The three companies that collectively manufacture the vast majority of the world’s DRAM chips are now defendants in a federal antitrust lawsuit alleging they coordinated supply cuts to jack up prices. If that sounds familiar, it should. Samsung and SK Hynix have been down this road before.

A class-action complaint filed on June 25 in the US District Court for the Northern District of California accuses Samsung Electronics, SK Hynix, and Micron Technology of colluding since late 2022 to suppress production of commodity DRAM, specifically DDR3 and DDR4 modules, while redirecting manufacturing capacity toward high-bandwidth memory (HBM) chips designed for AI workloads.
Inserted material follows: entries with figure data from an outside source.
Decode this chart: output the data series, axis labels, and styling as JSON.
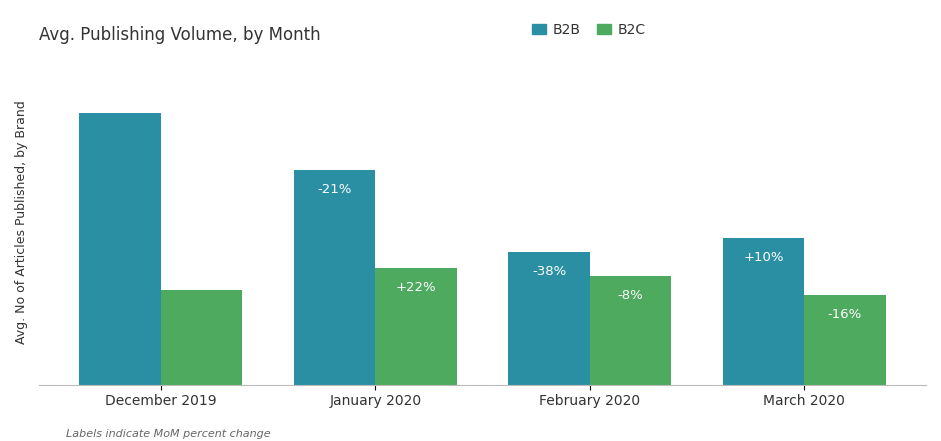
{
  "title": "Avg. Publishing Volume, by Month",
  "ylabel": "Avg. No of Articles Published, by Brand",
  "footnote": "Labels indicate MoM percent change",
  "categories": [
    "December 2019",
    "January 2020",
    "February 2020",
    "March 2020"
  ],
  "b2b_values": [
    100,
    79,
    49,
    54
  ],
  "b2c_values": [
    35,
    43,
    40,
    33
  ],
  "b2b_labels": [
    "",
    "-21%",
    "-38%",
    "+10%"
  ],
  "b2c_labels": [
    "",
    "+22%",
    "-8%",
    "-16%"
  ],
  "b2b_color": "#2b8fa3",
  "b2c_color": "#4daa5e",
  "background_color": "#ffffff",
  "legend_b2b": "B2B",
  "legend_b2c": "B2C",
  "bar_width": 0.38,
  "ylim": [
    0,
    120
  ],
  "title_fontsize": 12,
  "axis_label_fontsize": 9,
  "tick_fontsize": 10,
  "label_fontsize": 9.5,
  "footnote_fontsize": 8
}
The seventeen plaintiffs, a mix of individuals and small businesses, allege this coordinated pivot inflated DRAM prices by approximately 700% over four years.

The alleged playbook

The complaint invokes Section 1 of the Sherman Act alongside various state antitrust laws, characterizing the defendants’ behavior as oligopolistic coordination. The core allegation is that all three manufacturers simultaneously cut production of conventional DRAM at a time when demand for those chips was actually rising, instead shifting capacity to HBM chips. A 700% price increase over four years is a striking number. For context, that would mean a DRAM module that cost $10 in late 2022 would run roughly $80 today.